April 23 1855–August 8 1890

A long, swollen pause.

“Landry,” Emma whispered, her voice barely audible. “Whose grave is this?”

I blinked at the dates. His time of death hadn’t changed. The article in the paper had said 1890 of natural causes. Of course, I only had the photocopy, which I hadn’t dared to look at. It was still too painful.

Maybe there was a part of me that thought his date of death might have changed. But all it did was settle like rocks in my gut. Because if it hadn’t changed, that meant he was well and truly gone. No tangled threads left behind.

Similar to how I felt looking at Aunt Cadence’s urn, which had found its rightful place in the library on top of the mantel my mother had raided, I felt a presence. Even if he wasn’t really here. He was.

Just not really. But it was as close as I’d ever get to him again.

“You know … Hadrian?” At the time, I’d made up an excuse. I’d said he’d had a family emergency and had to leave. Both Emma and Sayer had asked what happened, if he was okay, and I’d been vague.

But now—I needed to tell her the truth. I needed to be honest.

I squinted; glanced up at her.

“What, did something else happen?” Her expression twisted, earnest. “His mom’s okay, right? Or …?”

I nodded. Took a deep breath. If I told her, there were no more secrets. No more holding my own baggage.

I needed to ask for help, even if it meant opening up a bit. Not all the way, but enough.

Tears slipped down my cheeks. The thoughts had plagued me since Hadrian left—what would have happened if I’d never come across the door?

If Aunt Cadence hadn’t passed when she did, would I have ever found him?

Would he have been left in there for another decade or two, or until Aunt Cadence sold the house for something a bit smaller when her knees didn’t love the stairs anymore?

Or would she have eventually let curiosity get the best of her, as she’d mentioned in the safety deposit box letters? Would he have found me anyway?

Or would we have never crossed paths at all?

A swell of emotion bubbled from the darkest parts of my soul.

“Em, sit,” I urged. She immediately knelt beside me in the grass and tucked her legs like we used to as children, facing me.

“I’m a little confused and you’re scaring me,” she said, attempting a tease.

I tried to smile. “I’m going to start from the beginning and you need to promise you’re going to believe me,” I said.

She nodded. “Don’t I always?”

“I mean it.”

“So do I!” She laughed. “Stop crying, you’re making me nervous.”

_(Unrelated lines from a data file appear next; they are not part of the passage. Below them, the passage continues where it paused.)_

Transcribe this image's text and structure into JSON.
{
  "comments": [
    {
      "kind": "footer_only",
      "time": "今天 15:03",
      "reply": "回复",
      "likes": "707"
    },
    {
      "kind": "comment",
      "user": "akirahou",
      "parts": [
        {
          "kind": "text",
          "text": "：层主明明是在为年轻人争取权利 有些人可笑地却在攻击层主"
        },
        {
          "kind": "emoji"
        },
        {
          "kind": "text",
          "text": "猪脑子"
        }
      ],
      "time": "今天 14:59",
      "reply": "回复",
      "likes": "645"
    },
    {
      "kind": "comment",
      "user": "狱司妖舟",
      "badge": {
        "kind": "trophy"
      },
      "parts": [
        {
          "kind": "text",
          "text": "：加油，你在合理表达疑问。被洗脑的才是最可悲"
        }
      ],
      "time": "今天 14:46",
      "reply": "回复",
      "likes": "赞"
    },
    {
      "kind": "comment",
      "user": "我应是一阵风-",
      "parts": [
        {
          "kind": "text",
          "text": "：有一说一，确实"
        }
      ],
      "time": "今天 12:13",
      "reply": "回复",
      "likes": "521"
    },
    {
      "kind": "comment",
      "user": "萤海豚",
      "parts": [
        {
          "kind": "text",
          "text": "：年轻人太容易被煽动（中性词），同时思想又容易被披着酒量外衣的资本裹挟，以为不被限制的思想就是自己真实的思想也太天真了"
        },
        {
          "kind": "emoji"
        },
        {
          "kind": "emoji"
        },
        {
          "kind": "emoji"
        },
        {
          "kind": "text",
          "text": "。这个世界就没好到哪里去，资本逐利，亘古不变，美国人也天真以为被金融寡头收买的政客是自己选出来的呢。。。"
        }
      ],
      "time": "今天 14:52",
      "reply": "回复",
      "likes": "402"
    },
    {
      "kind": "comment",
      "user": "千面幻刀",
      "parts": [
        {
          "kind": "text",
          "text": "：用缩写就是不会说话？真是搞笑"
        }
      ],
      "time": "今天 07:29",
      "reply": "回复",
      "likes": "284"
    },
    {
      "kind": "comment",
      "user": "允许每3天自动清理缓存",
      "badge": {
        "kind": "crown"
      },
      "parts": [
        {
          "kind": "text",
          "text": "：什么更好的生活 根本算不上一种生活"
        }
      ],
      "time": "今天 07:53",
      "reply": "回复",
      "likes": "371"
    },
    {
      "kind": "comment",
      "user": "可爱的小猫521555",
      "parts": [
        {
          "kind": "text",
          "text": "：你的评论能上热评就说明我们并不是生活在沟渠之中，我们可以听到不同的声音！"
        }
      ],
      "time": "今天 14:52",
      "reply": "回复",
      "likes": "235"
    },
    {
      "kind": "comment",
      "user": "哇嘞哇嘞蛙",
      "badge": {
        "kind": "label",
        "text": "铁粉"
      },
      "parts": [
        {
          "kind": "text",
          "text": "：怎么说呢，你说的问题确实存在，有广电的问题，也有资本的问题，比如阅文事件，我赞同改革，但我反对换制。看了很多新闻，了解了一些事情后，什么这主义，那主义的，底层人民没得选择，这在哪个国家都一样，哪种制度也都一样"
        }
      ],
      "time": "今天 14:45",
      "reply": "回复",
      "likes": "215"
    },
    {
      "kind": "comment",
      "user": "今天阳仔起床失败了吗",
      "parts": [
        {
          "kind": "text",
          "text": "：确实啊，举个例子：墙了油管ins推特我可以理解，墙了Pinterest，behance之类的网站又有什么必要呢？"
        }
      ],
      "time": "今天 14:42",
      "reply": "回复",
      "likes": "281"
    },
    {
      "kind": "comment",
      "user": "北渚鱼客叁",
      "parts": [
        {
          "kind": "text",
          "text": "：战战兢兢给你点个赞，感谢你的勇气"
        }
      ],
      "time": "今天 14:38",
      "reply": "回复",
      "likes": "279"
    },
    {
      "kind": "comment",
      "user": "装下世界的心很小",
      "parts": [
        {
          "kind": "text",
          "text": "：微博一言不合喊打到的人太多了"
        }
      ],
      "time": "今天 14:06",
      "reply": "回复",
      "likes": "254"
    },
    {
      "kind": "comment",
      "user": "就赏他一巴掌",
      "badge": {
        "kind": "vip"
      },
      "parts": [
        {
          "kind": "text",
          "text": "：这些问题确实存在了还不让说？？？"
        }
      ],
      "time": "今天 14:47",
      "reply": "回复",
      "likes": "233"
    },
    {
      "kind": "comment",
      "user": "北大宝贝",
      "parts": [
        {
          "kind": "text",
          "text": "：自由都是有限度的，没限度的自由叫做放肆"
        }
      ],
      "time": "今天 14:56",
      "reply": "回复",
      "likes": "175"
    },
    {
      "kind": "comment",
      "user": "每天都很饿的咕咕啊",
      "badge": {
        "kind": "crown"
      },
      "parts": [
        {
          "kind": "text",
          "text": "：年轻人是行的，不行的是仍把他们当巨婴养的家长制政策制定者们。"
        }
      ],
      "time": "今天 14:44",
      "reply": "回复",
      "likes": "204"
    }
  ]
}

I rubbed the heels of my palms against my eyes. Gathered myself with an inhale, and said, “Do you remember when that book nook turned on and off by itself?”

Her expression became wary. “Yes?” She drew out the word to three syllables.

Those stupid tears started welling again. I wiped them away angrily. How could I have cried more in the last summer than I had in my whole life?

“Landry?” she urged. “What’s wrong?”

What were the words for what I was feeling? What was I supposed to say? How could I explain—anything?

All this time, everyone had left. I’d stepped back and boxed myself into this one square, waiting for the day that people decided to stand beside me. It hadn’t worked. Because I was always pushing people away.

Out of what? Fear that they’d see my insides and leave anyway?

But Emma—she hadn’t left. Sayer hadn’t left. Hadrian hadn’t had a choice. I hadn’t, either. And at the end of the day, life offered cards and paths I didn’t want. That didn’t mean I could refuse them.

This was a card I needed to keep. I needed to forgive myself for the things I’d held onto in the fear of being alone, of being left. Just like Emma and Sayer hadn’t left me.

The words bubbled over. “He’s gone, Emma. Hadrian’s gone.”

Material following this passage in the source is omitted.